Irritable bowel syndrome (IBS) symptoms may be eased by a new ‘designer’ dietary fiber with a potential prebiotic effect. A collaboration between research teams led to the development of the new product, which is derived from a mixture of seaweed and starch. With this natural starch, the release of fiber within the gastrointestinal tract is delayed, allowing it to occur in the colon instead of in the upper portions of the intestine.
Principal investigator Dr. Ece Mutlu said, “This new product prevents the discomfort and bloating associated with current fiber therapies, while getting our new fiber into the colon and specifically distal colon where traditional fiber products typically do not reach and where many diseases of colon-like cancers develop. This can provide an effective treatment for IBS, decrease the risk of colon cancer and possibly inflammatory diseases like colitis.”
In the first phase of study, 60 participants who suffered from constipation found the new fiber to be well tolerated with fewer side effects than currently available fiber.
Professor Dr.
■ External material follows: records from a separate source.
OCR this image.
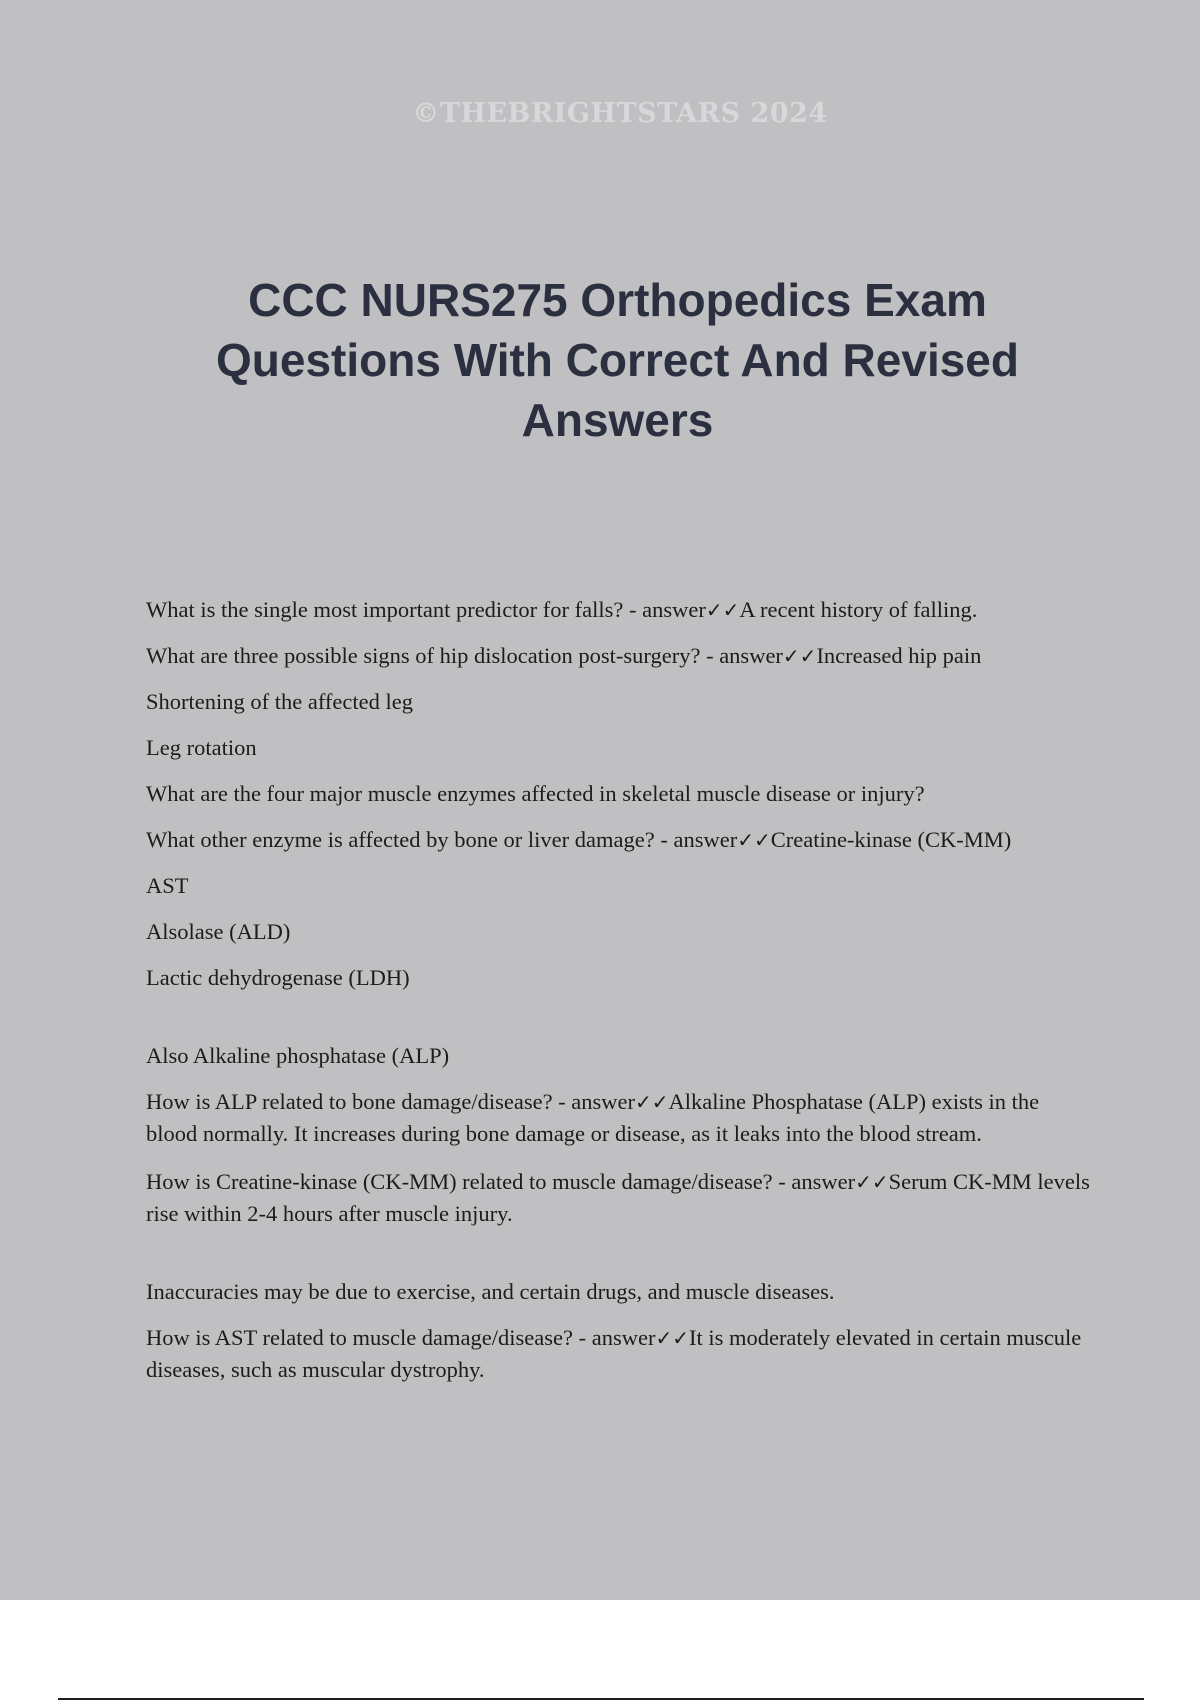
©THEBRIGHTSTARS 2024
CCC NURS275 Orthopedics Exam Questions With Correct And Revised Answers

What is the single most important predictor for falls? - answer✓✓A recent history of falling.

What are three possible signs of hip dislocation post-surgery? - answer✓✓Increased hip pain

Shortening of the affected leg

Leg rotation

What are the four major muscle enzymes affected in skeletal muscle disease or injury?

What other enzyme is affected by bone or liver damage? - answer✓✓Creatine-kinase (CK-MM)

AST

Alsolase (ALD)

Lactic dehydrogenase (LDH)

Also Alkaline phosphatase (ALP)

How is ALP related to bone damage/disease? - answer✓✓Alkaline Phosphatase (ALP) exists in the blood normally. It increases during bone damage or disease, as it leaks into the blood stream.

How is Creatine-kinase (CK-MM) related to muscle damage/disease? - answer✓✓Serum CK-MM levels rise within 2-4 hours after muscle injury.

Inaccuracies may be due to exercise, and certain drugs, and muscle diseases.

How is AST related to muscle damage/disease? - answer✓✓It is moderately elevated in certain muscule diseases, such as muscular dystrophy.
Ali Keshavarzian added, “We wanted to create a fiber with a slow rate of fermentation to avoid rapid expansion of the gut and thus decrease the likelihood of common side effects of conventionally used fibers like bloating.”
The new fiber is also designed to produce a high level of short chain fatty acids for promoting gut health and providing a prebiotic effect, all the while supporting overall good health.
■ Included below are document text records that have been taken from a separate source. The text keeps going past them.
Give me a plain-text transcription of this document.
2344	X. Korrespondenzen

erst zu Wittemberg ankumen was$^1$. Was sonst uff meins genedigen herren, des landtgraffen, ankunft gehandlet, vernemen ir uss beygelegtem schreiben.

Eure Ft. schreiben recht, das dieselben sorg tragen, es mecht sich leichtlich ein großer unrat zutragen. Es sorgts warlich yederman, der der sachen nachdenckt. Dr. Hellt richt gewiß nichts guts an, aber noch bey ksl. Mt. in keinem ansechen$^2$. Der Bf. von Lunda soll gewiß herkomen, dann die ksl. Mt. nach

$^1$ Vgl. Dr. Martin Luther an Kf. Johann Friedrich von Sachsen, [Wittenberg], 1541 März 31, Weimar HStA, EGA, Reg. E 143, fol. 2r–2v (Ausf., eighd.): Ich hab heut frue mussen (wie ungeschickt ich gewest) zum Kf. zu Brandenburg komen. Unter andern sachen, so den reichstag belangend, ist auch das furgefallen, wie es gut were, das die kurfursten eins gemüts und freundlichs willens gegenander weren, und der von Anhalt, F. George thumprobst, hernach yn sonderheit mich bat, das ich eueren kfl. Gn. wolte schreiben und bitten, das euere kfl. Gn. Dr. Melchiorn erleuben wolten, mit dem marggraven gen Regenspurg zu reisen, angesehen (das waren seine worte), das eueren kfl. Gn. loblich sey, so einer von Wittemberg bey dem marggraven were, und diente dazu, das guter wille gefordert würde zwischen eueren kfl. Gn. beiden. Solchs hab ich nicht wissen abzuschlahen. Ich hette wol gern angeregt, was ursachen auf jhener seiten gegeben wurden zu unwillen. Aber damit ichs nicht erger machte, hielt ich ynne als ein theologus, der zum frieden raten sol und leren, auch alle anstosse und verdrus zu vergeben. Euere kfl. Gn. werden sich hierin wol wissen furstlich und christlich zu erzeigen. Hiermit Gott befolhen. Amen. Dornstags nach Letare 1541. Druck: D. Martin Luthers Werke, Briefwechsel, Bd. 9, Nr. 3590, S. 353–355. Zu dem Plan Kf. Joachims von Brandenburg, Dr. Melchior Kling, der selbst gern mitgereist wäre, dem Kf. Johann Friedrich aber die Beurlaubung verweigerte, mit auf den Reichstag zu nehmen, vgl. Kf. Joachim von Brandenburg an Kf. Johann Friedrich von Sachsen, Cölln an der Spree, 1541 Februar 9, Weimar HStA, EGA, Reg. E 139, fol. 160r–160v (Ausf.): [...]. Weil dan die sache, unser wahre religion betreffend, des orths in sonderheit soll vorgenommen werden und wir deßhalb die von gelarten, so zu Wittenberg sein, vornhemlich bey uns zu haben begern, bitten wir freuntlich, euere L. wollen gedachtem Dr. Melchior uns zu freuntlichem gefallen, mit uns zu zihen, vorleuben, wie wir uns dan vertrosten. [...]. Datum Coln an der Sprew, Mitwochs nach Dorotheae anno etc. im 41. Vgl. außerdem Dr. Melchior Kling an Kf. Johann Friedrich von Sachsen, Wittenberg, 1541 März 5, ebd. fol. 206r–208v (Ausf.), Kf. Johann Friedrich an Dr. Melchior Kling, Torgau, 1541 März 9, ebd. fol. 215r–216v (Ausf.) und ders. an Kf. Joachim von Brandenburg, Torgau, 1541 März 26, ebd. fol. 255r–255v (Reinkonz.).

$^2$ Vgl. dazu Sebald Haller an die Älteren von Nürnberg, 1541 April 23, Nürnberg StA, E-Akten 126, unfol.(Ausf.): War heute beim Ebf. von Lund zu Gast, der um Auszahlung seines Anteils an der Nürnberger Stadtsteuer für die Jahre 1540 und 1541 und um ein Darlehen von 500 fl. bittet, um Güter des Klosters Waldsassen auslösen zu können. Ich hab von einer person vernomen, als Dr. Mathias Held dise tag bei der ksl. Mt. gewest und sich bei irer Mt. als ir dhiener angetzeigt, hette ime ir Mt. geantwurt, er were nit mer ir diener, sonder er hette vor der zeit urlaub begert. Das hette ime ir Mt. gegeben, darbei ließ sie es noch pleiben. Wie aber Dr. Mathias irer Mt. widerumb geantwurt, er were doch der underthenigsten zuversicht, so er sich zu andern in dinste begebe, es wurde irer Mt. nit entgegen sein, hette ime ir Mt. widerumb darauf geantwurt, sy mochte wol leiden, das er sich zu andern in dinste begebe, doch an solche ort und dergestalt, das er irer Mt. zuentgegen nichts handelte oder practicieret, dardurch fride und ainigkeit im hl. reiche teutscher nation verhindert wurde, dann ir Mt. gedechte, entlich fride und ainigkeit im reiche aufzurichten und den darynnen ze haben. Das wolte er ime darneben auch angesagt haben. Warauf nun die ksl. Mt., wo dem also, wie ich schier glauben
A healthy balanced diet is still important for IBS patients, so when it comes to making good food choices there are a few things to keep in mind.
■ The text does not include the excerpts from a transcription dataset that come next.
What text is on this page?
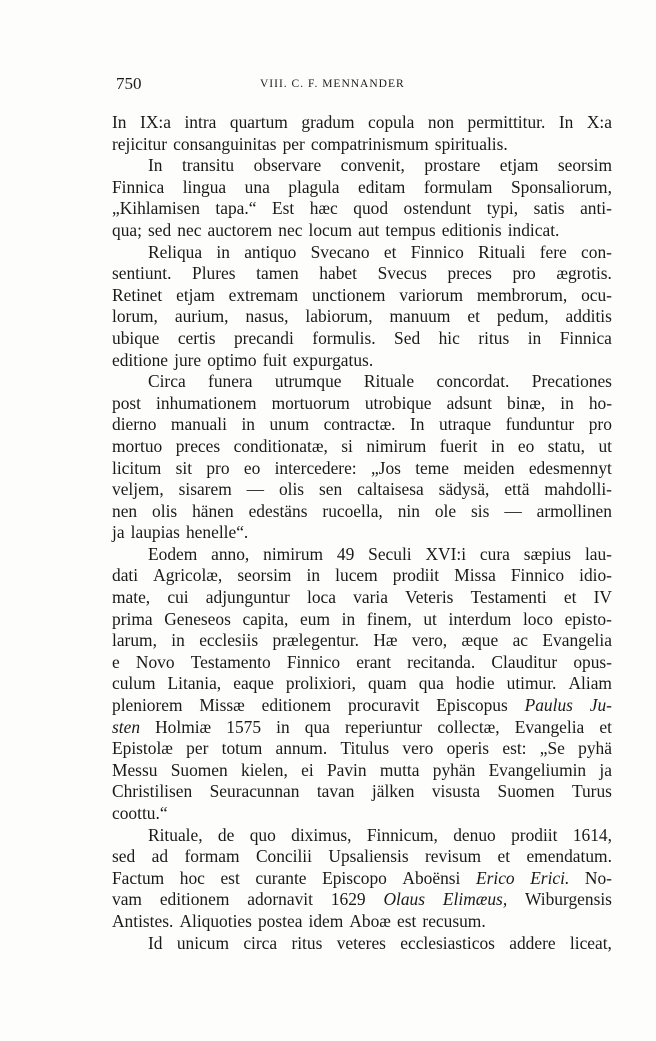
750	VIII. C. F. MENNANDER
In IX:a intra quartum gradum copula non permittitur. In X:a
rejicitur consanguinitas per compatrinismum spiritualis.
In transitu observare convenit, prostare etjam seorsim
Finnica lingua una plagula editam formulam Sponsaliorum,
„Kihlamisen tapa.“ Est hæc quod ostendunt typi, satis anti-
qua; sed nec auctorem nec locum aut tempus editionis indicat.
Reliqua in antiquo Svecano et Finnico Rituali fere con-
sentiunt. Plures tamen habet Svecus preces pro ægrotis.
Retinet etjam extremam unctionem variorum membrorum, ocu-
lorum, aurium, nasus, labiorum, manuum et pedum, additis
ubique certis precandi formulis. Sed hic ritus in Finnica
editione jure optimo fuit expurgatus.
Circa funera utrumque Rituale concordat. Precationes
post inhumationem mortuorum utrobique adsunt binæ, in ho-
dierno manuali in unum contractæ. In utraque funduntur pro
mortuo preces conditionatæ, si nimirum fuerit in eo statu, ut
licitum sit pro eo intercedere: „Jos teme meiden edesmennyt
veljem, sisarem — olis sen caltaisesa sädysä, että mahdolli-
nen olis hänen edestäns rucoella, nin ole sis — armollinen
ja laupias henelle“.
Eodem anno, nimirum 49 Seculi XVI:i cura sæpius lau-
dati Agricolæ, seorsim in lucem prodiit Missa Finnico idio-
mate, cui adjunguntur loca varia Veteris Testamenti et IV
prima Geneseos capita, eum in finem, ut interdum loco episto-
larum, in ecclesiis prælegentur. Hæ vero, æque ac Evangelia
e Novo Testamento Finnico erant recitanda. Clauditur opus-
culum Litania, eaque prolixiori, quam qua hodie utimur. Aliam
pleniorem Missæ editionem procuravit Episcopus Paulus Ju-
sten Holmiæ 1575 in qua reperiuntur collectæ, Evangelia et
Epistolæ per totum annum. Titulus vero operis est: „Se pyhä
Messu Suomen kielen, ei Pavin mutta pyhän Evangeliumin ja
Christilisen Seuracunnan tavan jälken visusta Suomen Turus
coottu.“
Rituale, de quo diximus, Finnicum, denuo prodiit 1614,
sed ad formam Concilii Upsaliensis revisum et emendatum.
Factum hoc est curante Episcopo Aboënsi Erico Erici. No-
vam editionem adornavit 1629 Olaus Elimæus, Wiburgensis
Antistes. Aliquoties postea idem Aboæ est recusum.
Id unicum circa ritus veteres ecclesiasticos addere liceat,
Fiber: Choose soluble fiber commonly found in fruits and vegetables. Unlike insoluble fiber, it won’t lead to bloating.
Grains: Many IBS patients also have a problem digesting gluten, even though gluten intolerance is a defining characteristic of celiac disease. Choose grains that don’t contain gluten, such as quinoa, corn, rice, buckwheat, millet, oats, and amaranth.
Irritable bowel syndrome symptoms can also be reduced with exercise and physical activity. The findings come from the University of Gothenburg’s study, which included 102 patients. Half of the patients were randomly selected to increase their physical activity levels, while the other half maintained their usual lifestyle.
Both groups received supportive phone calls from physiotherapists.
The active group increased their physical activity independently, with the advice and support of a physiotherapist. Author and registered physiotherapist Elisabet Johannesson said, “They were advised to perform moderate to vigorous physical activity for 20 to 30 minutes three to five times a week.”
All participants were asked to rate their IBS symptoms at the beginning of the study and after three months. Senior physician responsible for the study Riadh Sadik explained, “The group with unchanged lifestyle had an average decrease of symptoms by five points. The active group, on the other hand, showed a symptom improvement with an average reduction of 51 points.”
Reducing stress and anxiety is also important for IBS symptom management. This may involve natural remedies like yoga or meditation, exercising, or even seeking out a therapist.